Lee et al. (2015) reported 14 patients, including a pair of monozygotic twins, with MRD9. The patients had mild to severe global developmental delay and intellectual disability. Additional variable features included delayed language, optic nerve atrophy, microcephaly, seizures, progressive spastic paraparesis, peripheral neuropathy, and cerebral and/or cerebellar atrophy. There was a wide range in the severity of the disorder: 2 patients had severe hypotonia and died in early childhood, whereas others were able to walk independently and had mild speech delay in the teenage years.

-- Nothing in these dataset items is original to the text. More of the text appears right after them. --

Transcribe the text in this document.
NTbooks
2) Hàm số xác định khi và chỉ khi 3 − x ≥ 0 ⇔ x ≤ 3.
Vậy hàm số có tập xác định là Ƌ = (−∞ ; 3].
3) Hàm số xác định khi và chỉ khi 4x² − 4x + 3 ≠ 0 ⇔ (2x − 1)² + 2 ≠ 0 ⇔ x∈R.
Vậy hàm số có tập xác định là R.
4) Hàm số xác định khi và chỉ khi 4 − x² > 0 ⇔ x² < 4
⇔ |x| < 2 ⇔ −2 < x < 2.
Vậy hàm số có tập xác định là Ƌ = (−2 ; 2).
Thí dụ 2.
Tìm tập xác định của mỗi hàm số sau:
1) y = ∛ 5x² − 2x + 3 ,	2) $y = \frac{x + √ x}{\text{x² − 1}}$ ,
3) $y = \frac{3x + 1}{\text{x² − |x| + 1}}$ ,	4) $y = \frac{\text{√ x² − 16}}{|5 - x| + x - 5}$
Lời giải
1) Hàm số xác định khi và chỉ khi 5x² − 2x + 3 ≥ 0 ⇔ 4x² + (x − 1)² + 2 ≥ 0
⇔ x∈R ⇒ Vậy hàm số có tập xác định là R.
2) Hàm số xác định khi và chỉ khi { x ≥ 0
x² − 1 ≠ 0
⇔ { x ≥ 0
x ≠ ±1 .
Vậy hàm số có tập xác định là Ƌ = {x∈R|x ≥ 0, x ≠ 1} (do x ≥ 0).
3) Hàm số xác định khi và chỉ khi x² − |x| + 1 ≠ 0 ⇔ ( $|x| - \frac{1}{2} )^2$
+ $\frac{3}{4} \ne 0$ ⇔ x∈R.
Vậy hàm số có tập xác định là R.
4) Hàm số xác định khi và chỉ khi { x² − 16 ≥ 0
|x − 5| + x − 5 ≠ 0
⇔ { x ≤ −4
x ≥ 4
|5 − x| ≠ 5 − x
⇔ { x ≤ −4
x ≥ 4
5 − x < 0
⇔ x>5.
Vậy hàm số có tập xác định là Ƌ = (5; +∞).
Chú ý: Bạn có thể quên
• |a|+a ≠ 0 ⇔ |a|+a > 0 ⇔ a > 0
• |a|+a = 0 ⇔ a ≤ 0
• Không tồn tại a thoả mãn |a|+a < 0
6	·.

Esmaeeli Nieh et al. (2015) reported 6 unrelated patients with MRD9. The patients had onset of severe developmental delay in the first months of life. Additional features included hypotonia, variable degrees of hyperreflexia and spasticity, microcephaly, cortical visual impairment, optic neuropathy, peripheral neuropathy, ataxia, and movement disorders, such as athetoid movements. Two patients had seizures. The patients had a severe neurodegenerative encephalopathy with progressive cerebral and cerebellar atrophy, thus expanding the phenotype associated with de novo KIF1A mutations.

Molecular Genetics

In a patient with nonsyndromic intellectual disability, Hamdan et al. (2011) identified a de novo C-to-T transition at nucleotide 296 of the KIF1A gene resulting in a threonine-to-methionine substitution at codon 99 (T99M; 601255.0004). The mutation was not identified in 285 control samples. The threonine at position 99 lies in the highly conserved P loop consensus ATP-binding site of the KIF1A motor domain. Hamdan et al. (2011) transfected primary rat hippocampal neurons with different KIF1A MD-EGFP fusion constructs and showed that those carrying the T99M mutation showed greatly reduced distal localization and increased accumulation throughout the cell body and proximal neurites, as opposed to the wildtype accumulation in distal regions of neurites.

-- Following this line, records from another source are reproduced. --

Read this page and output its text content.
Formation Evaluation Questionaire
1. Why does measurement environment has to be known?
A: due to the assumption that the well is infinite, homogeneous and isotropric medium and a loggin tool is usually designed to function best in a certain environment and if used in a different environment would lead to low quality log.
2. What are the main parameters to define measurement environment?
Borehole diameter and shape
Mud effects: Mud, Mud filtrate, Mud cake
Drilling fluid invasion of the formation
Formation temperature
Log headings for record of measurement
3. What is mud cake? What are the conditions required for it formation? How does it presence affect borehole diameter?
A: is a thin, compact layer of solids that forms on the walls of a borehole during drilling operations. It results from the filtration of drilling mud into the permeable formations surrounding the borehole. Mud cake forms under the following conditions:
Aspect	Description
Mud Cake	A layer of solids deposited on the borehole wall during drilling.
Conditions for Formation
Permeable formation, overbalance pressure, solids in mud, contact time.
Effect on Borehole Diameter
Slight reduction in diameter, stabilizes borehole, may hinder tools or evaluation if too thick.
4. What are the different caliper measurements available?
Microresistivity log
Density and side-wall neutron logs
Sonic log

In 14 patients, including a pair of monozygotic twins, with MRD9, Lee et al. (2015) identified 11 different de novo heterozygous missense mutations in the KIF1A gene (see, e.g., 601255.0004, 601255.0006-601255.0008). The mutations in 12 families were found by exome sequencing; the mutation in 1 family was found by targeted next-generation sequencing. All the mutations occurred at conserved residues in the motor domain. In vitro functional expression studies of 5 of the mutations in rat hippocampal cells showed that they resulted in greatly reduced distal localization in neurites compared to wildtype. Lee et al. (2015) hypothesized that, since KIF1A functions as an active dimer, heterozygous missense mutations may exert a dominant-negative effect, which may explain the severe phenotype.

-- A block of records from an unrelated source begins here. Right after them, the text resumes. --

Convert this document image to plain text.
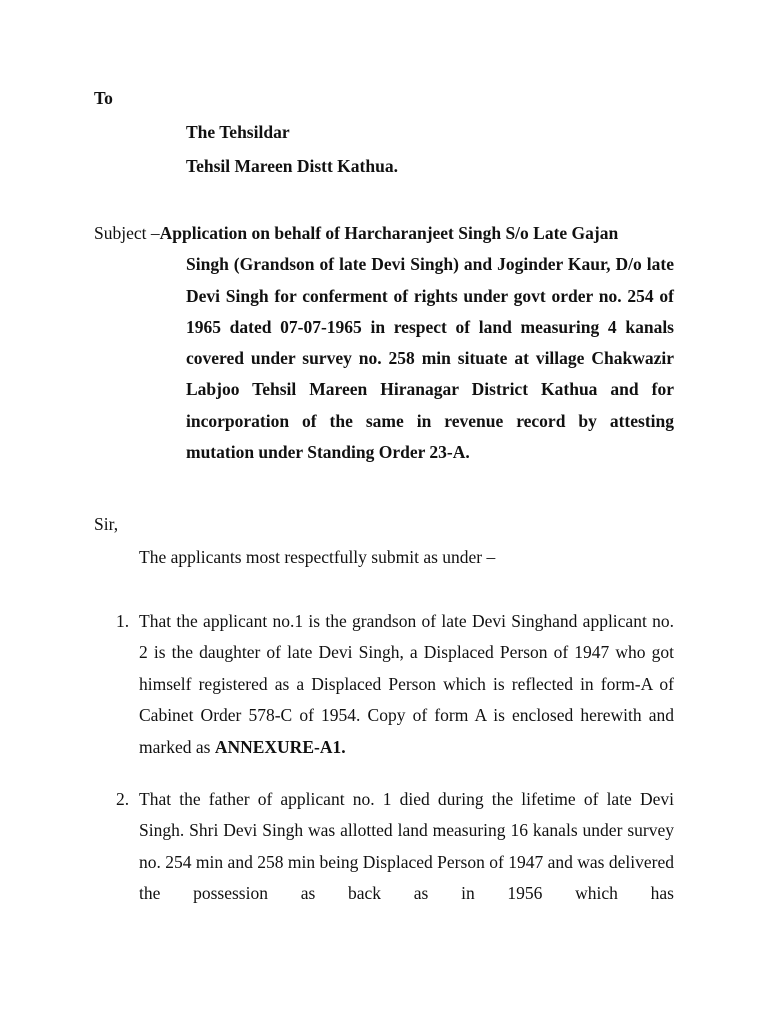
To
The Tehsildar
Tehsil Mareen Distt Kathua.
Subject –Application on behalf of Harcharanjeet Singh S/o Late Gajan
Singh (Grandson of late Devi Singh) and Joginder Kaur, D/o late Devi Singh for conferment of rights under govt order no. 254 of 1965 dated 07-07-1965 in respect of land measuring 4 kanals covered under survey no. 258 min situate at village Chakwazir Labjoo Tehsil Mareen Hiranagar District Kathua and for incorporation of the same in revenue record by attesting mutation under Standing Order 23-A.
Sir,
The applicants most respectfully submit as under –
1. That the applicant no.1 is the grandson of late Devi Singhand applicant no. 2 is the daughter of late Devi Singh, a Displaced Person of 1947 who got himself registered as a Displaced Person which is reflected in form-A of Cabinet Order 578-C of 1954. Copy of form A is enclosed herewith and marked as ANNEXURE-A1.
2. That the father of applicant no. 1 died during the lifetime of late Devi Singh. Shri Devi Singh was allotted land measuring 16 kanals under survey no. 254 min and 258 min being Displaced Person of 1947 and was delivered the possession as back as in 1956 which has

In 6 unrelated patients with MRD9, Esmaeeli Nieh et al. (2015) identified 5 different de novo heterozygous missense mutations in the KIF1A gene (see, e.g., 601255.0004, 601255.0007, 601255.0009-601255.0010). The mutations were found by whole-exome sequencing and confirmed by Sanger sequencing. All mutations occurred at conserved residues in the motor domain, and in vitro functional microtubule gliding assays of several of the mutations showed that they resulted in a loss of motility with evidence for a dominant-negative effect.